Radformation, founded by Kurt Sysock and co-founders Alan Nelson and Elisabeth van Wie, is an early-stage oncology software company that works with state of the art radiation equipment.  They began laying the groundwork for Radformation in 2016, after all three left their jobs working as medical physicists in the cancer clinic.  It was during their time working in the cancer clinic that they saw first hand the frustrations of manually putting together complex treatment plans for patients.  Having this in-depth knowledge as potential users of the product helped them get nearly 100 clinics using their platform in just their first year of having a product.  Radformation's FDA 510(k) cleared software allows clinics to catch errors quickly at the source and automate generation of high quality treatment plans much faster than today’s current manual methods. 

No amount of Googling around on my part is going to catch this team sleeping on what's going on in this space.

Finding this is more rare than you think it would be--as many pitch meetings fall apart quickly, like someone who thinks they're passable in a foreign language until they talk to a native speaker.  

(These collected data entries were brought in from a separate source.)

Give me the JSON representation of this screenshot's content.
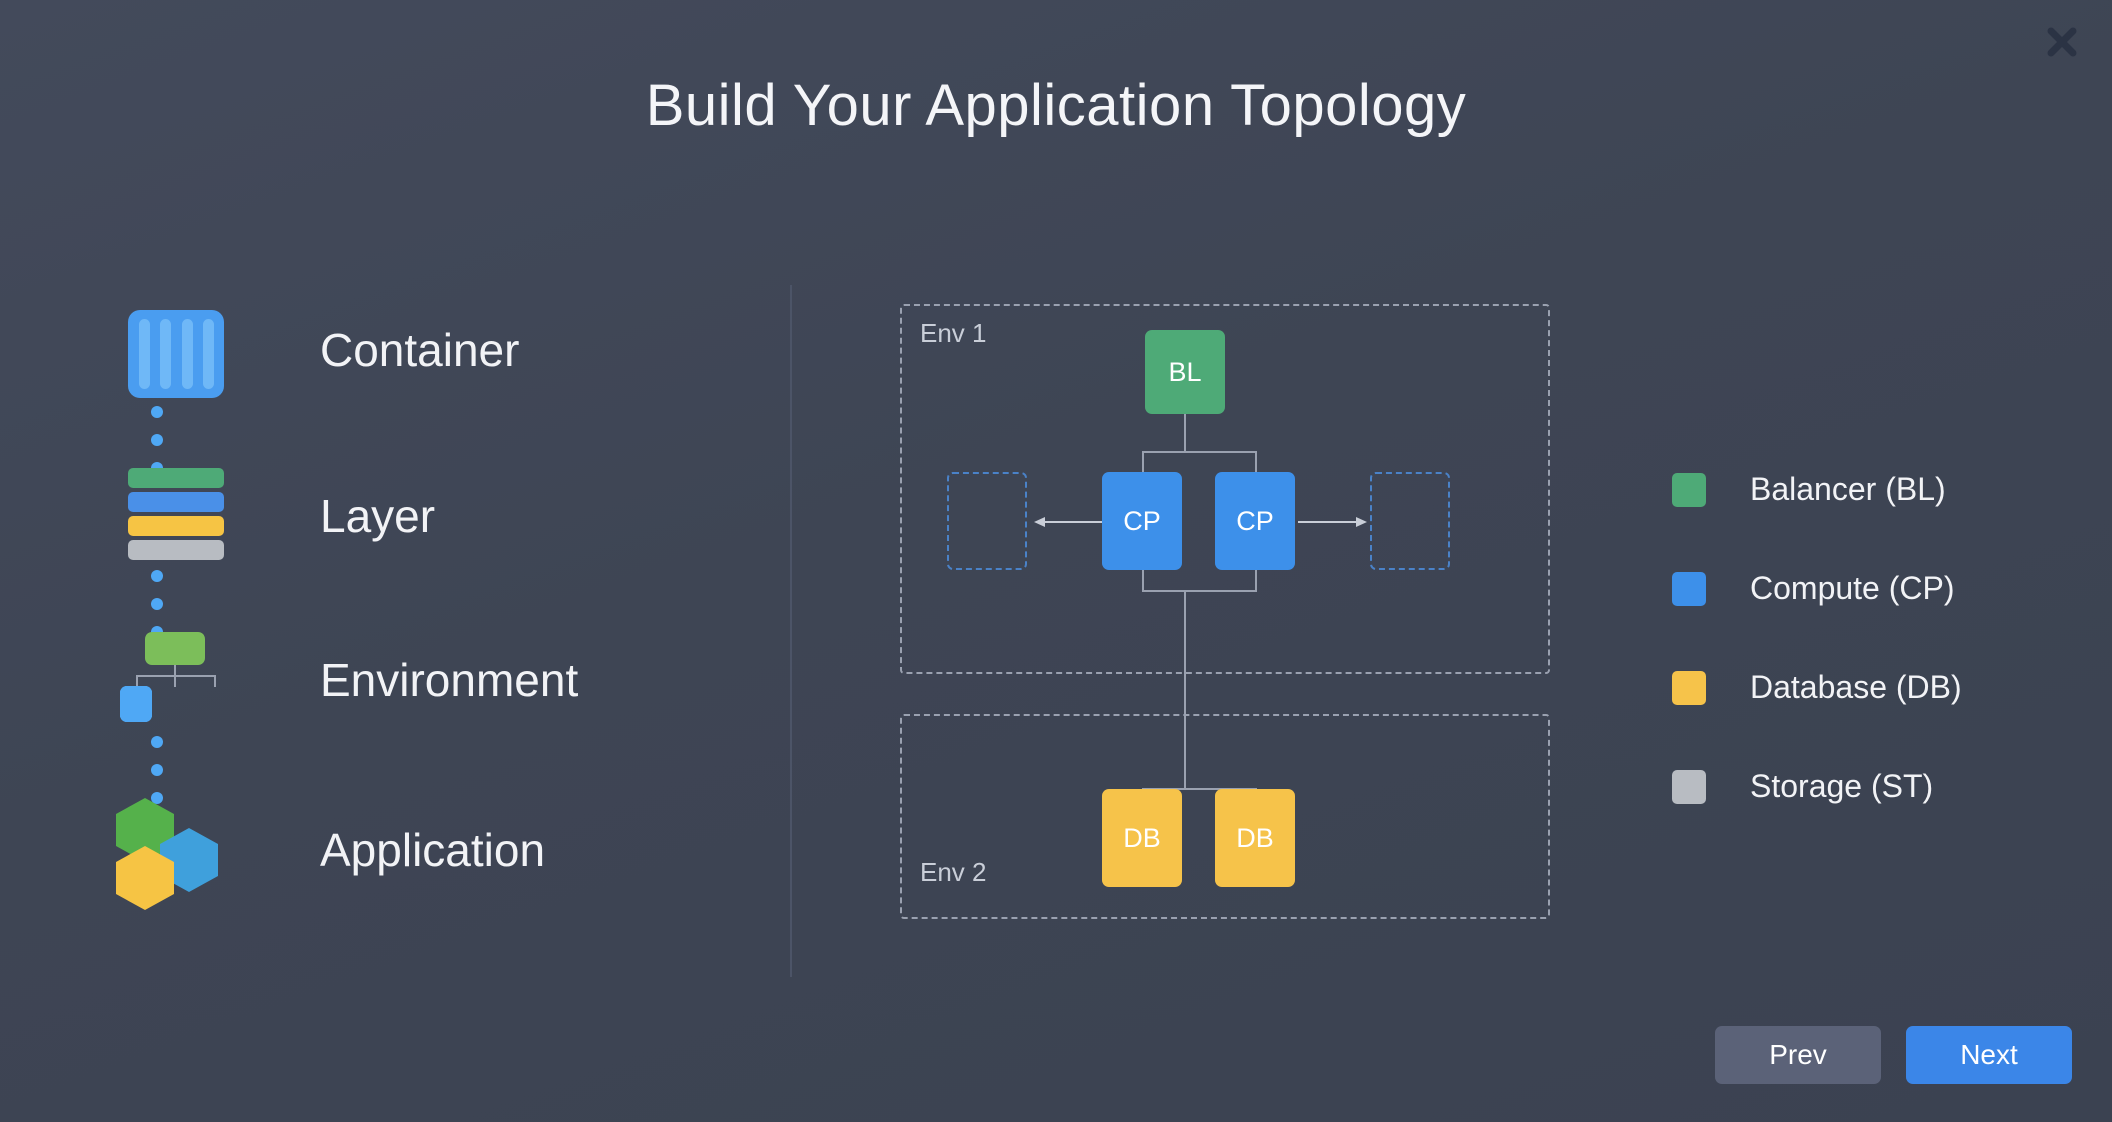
{
  "window": {
    "title": "Build Your Application Topology",
    "close_icon": "close-icon"
  },
  "concepts": [
    {
      "label": "Container",
      "icon": "container-icon"
    },
    {
      "label": "Layer",
      "icon": "layer-stack-icon"
    },
    {
      "label": "Environment",
      "icon": "environment-tree-icon"
    },
    {
      "label": "Application",
      "icon": "hexagon-cluster-icon"
    }
  ],
  "topology": {
    "environments": [
      {
        "id": "env-1",
        "label": "Env 1"
      },
      {
        "id": "env-2",
        "label": "Env 2"
      }
    ],
    "nodes": [
      {
        "id": "node-bl",
        "label": "BL",
        "type": "balancer",
        "env": "Env 1"
      },
      {
        "id": "node-cp-1",
        "label": "CP",
        "type": "compute",
        "env": "Env 1"
      },
      {
        "id": "node-cp-2",
        "label": "CP",
        "type": "compute",
        "env": "Env 1"
      },
      {
        "id": "node-db-1",
        "label": "DB",
        "type": "database",
        "env": "Env 2"
      },
      {
        "id": "node-db-2",
        "label": "DB",
        "type": "database",
        "env": "Env 2"
      }
    ],
    "slots": [
      {
        "id": "slot-left",
        "label": ""
      },
      {
        "id": "slot-right",
        "label": ""
      }
    ]
  },
  "legend": {
    "items": [
      {
        "label": "Balancer (BL)",
        "color": "#4eaa77"
      },
      {
        "label": "Compute (CP)",
        "color": "#3d90ea"
      },
      {
        "label": "Database (DB)",
        "color": "#f6c34a"
      },
      {
        "label": "Storage (ST)",
        "color": "#b8bcc2"
      }
    ]
  },
  "footer": {
    "prev_label": "Prev",
    "next_label": "Next"
  },
  "colors": {
    "background": "#3e4554",
    "accent_blue": "#3b86e8",
    "balancer_green": "#4eaa77",
    "compute_blue": "#3d90ea",
    "database_yellow": "#f6c34a",
    "storage_gray": "#b8bcc2",
    "edge_gray": "#9aa1b0",
    "slot_dash_blue": "#4a82c8"
  }
}
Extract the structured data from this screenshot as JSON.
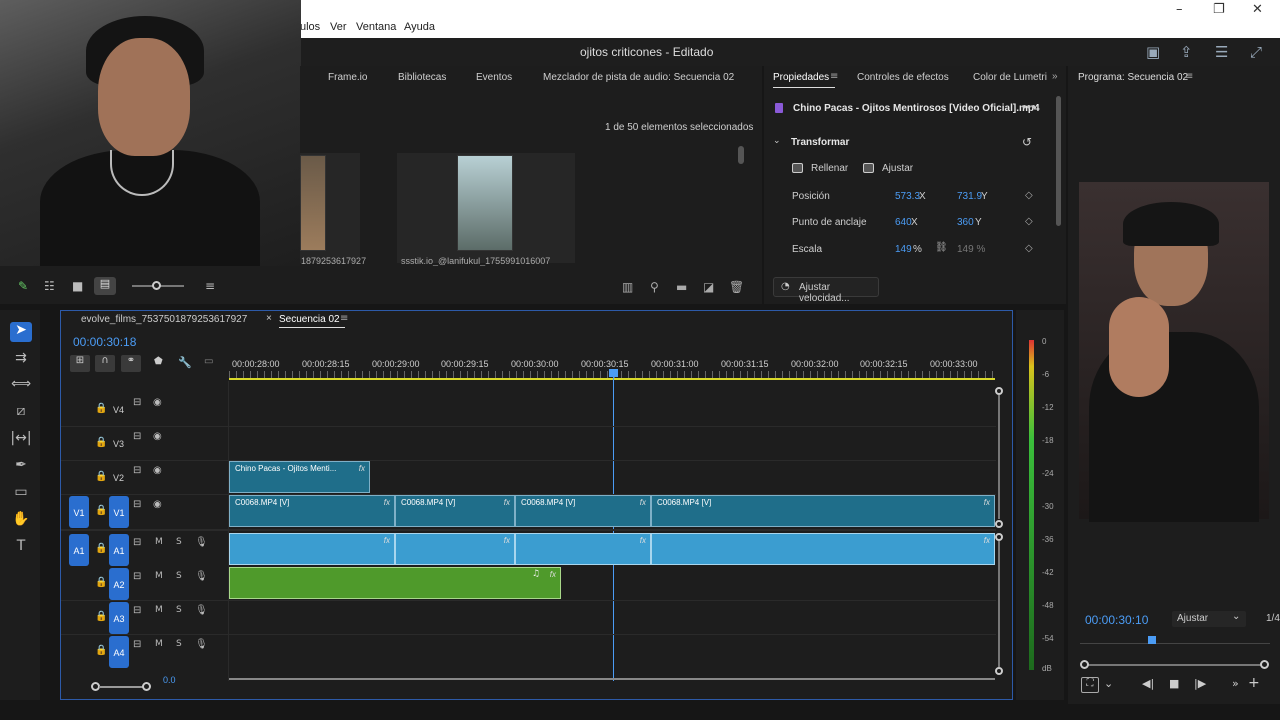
{
  "menubar": {
    "items": [
      "ulos",
      "Ver",
      "Ventana",
      "Ayuda"
    ]
  },
  "title": "ojitos criticones - Editado",
  "project_tabs": [
    "Frame.io",
    "Bibliotecas",
    "Eventos",
    "Mezclador de pista de audio: Secuencia 02"
  ],
  "project": {
    "selection_count": "1 de 50 elementos seleccionados",
    "items": [
      {
        "name": "1879253617927"
      },
      {
        "name": "ssstik.io_@lanifukul_1755991016007"
      }
    ]
  },
  "props_tabs": [
    "Propiedades",
    "Controles de efectos",
    "Color de Lumetri"
  ],
  "props": {
    "clip_name": "Chino Pacas - Ojitos Mentirosos [Video Oficial].mp4",
    "section": "Transformar",
    "fill_label": "Rellenar",
    "fit_label": "Ajustar",
    "position_label": "Posición",
    "position_x": "573.3",
    "position_y": "731.9",
    "anchor_label": "Punto de anclaje",
    "anchor_x": "640",
    "anchor_y": "360",
    "scale_label": "Escala",
    "scale_value": "149",
    "scale_unit": "%",
    "scale_locked": "149 %",
    "x_unit": "X",
    "y_unit": "Y",
    "speed_button": "Ajustar velocidad..."
  },
  "program": {
    "title": "Programa: Secuencia 02",
    "timecode": "00:00:30:10",
    "fit": "Ajustar",
    "zoom_partial": "1/4"
  },
  "timeline": {
    "tabs": [
      "evolve_films_7537501879253617927",
      "Secuencia 02"
    ],
    "timecode": "00:00:30:18",
    "ruler": [
      "00:00:28:00",
      "00:00:28:15",
      "00:00:29:00",
      "00:00:29:15",
      "00:00:30:00",
      "00:00:30:15",
      "00:00:31:00",
      "00:00:31:15",
      "00:00:32:00",
      "00:00:32:15",
      "00:00:33:00"
    ],
    "tracks": {
      "v4": "V4",
      "v3": "V3",
      "v2": "V2",
      "v1": "V1",
      "a1": "A1",
      "a2": "A2",
      "a3": "A3",
      "a4": "A4"
    },
    "mute": "M",
    "solo": "S",
    "v2_clip": "Chino Pacas - Ojitos Menti...",
    "v1_clips": [
      "C0068.MP4 [V]",
      "C0068.MP4 [V]",
      "C0068.MP4 [V]",
      "C0068.MP4 [V]"
    ],
    "fx": "fx",
    "bottom_value": "0.0"
  },
  "meters": {
    "labels": [
      "0",
      "-6",
      "-12",
      "-18",
      "-24",
      "-30",
      "-36",
      "-42",
      "-48",
      "-54",
      "dB"
    ]
  },
  "colors": {
    "accent": "#2a6ecf",
    "clip_video": "#1f6e8a",
    "clip_audio": "#3b9dd0",
    "clip_audio2": "#4f9a2b",
    "playhead": "#4b9cf5"
  }
}
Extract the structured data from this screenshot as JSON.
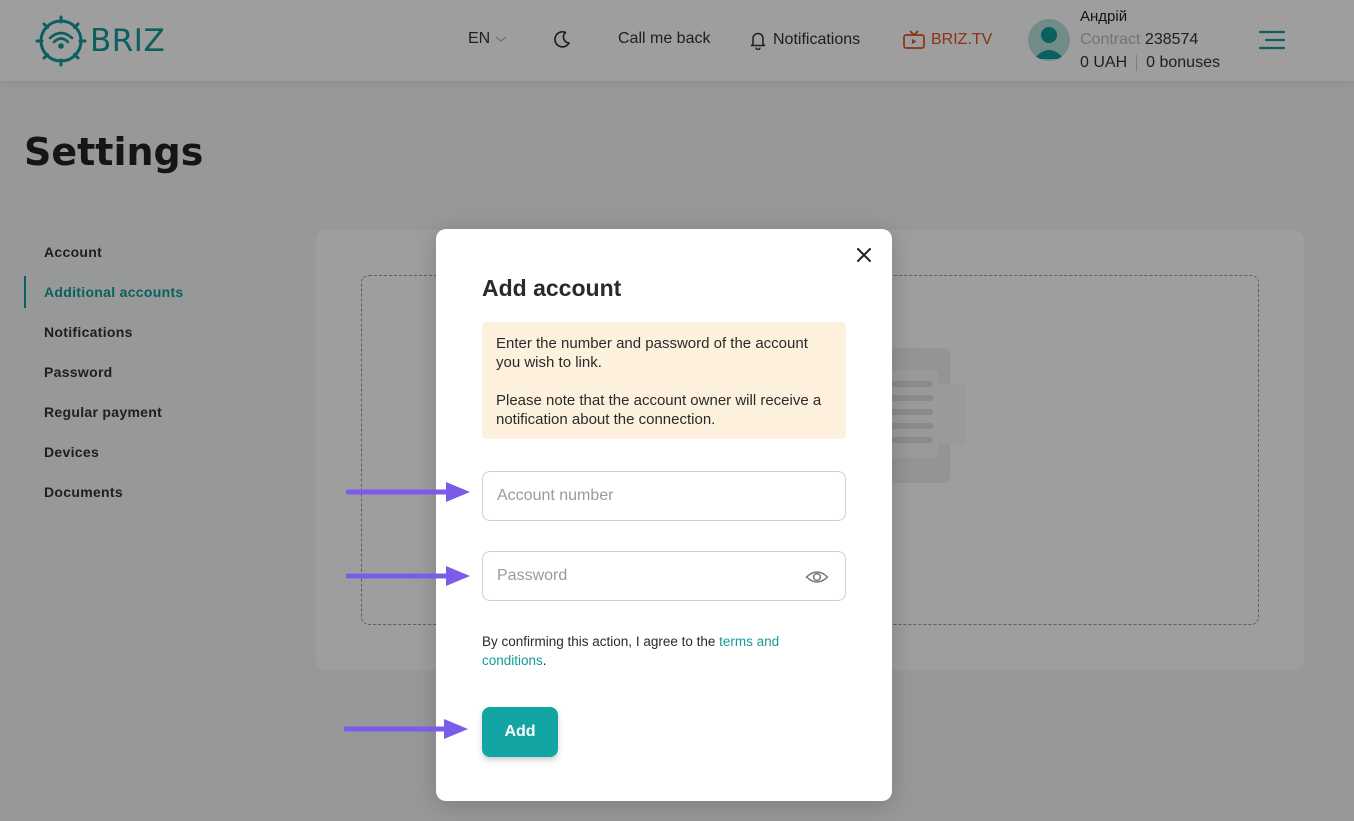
{
  "header": {
    "logo_text": "BRIZ",
    "lang": "EN",
    "call_me_back": "Call me back",
    "notifications": "Notifications",
    "tv": "BRIZ.TV",
    "user": {
      "name": "Андрій",
      "contract_label": "Contract",
      "contract_number": "238574",
      "balance": "0 UAH",
      "bonuses": "0 bonuses"
    }
  },
  "page": {
    "title": "Settings"
  },
  "sidebar": {
    "items": [
      {
        "label": "Account"
      },
      {
        "label": "Additional accounts"
      },
      {
        "label": "Notifications"
      },
      {
        "label": "Password"
      },
      {
        "label": "Regular payment"
      },
      {
        "label": "Devices"
      },
      {
        "label": "Documents"
      }
    ],
    "active_index": 1
  },
  "modal": {
    "title": "Add account",
    "info_line1": "Enter the number and password of the account you wish to link.",
    "info_line2": "Please note that the account owner will receive a notification about the connection.",
    "account_placeholder": "Account number",
    "password_placeholder": "Password",
    "terms_prefix": "By confirming this action, I agree to the ",
    "terms_link": "terms and conditions",
    "terms_suffix": ".",
    "add_label": "Add"
  },
  "colors": {
    "brand": "#149a9a",
    "tv_accent": "#e0541f",
    "info_bg": "#fdf1de",
    "arrow": "#7b5ce8"
  }
}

Plus, it's always great to back a team making a positive impact on the world and doing so in a lucrative space.  Over $150 billion is spent annually on cancer treatments in the United States alone and cancer accounts for 1 in every 7 deaths worldwide.  Radformation leverages clinical best practices and advanced algorithms to automate the error checking and plan generation process to create the highest quality plans possible.  In this way, Radformation helps clinics provide their patients with optimal treatments and avoid patient harm.  The software is compatible with a wide range of cancer treatment sites, and generates optimal treatment plans in minutes, expediting a process that used to require hours to perform.

I'm also very excited to be in a deal with The Fund.  I first met Matt Brimer in the Ace Hotel lobby back in 2009 when he was interviewing companies to join his new co-working space called "Superconductor", which obviously became General Assembly.  This will be my third co-investment with Jenny Fielding, who is awesome--first on Homer Logistics and the second being another unannounced deal with The Fund.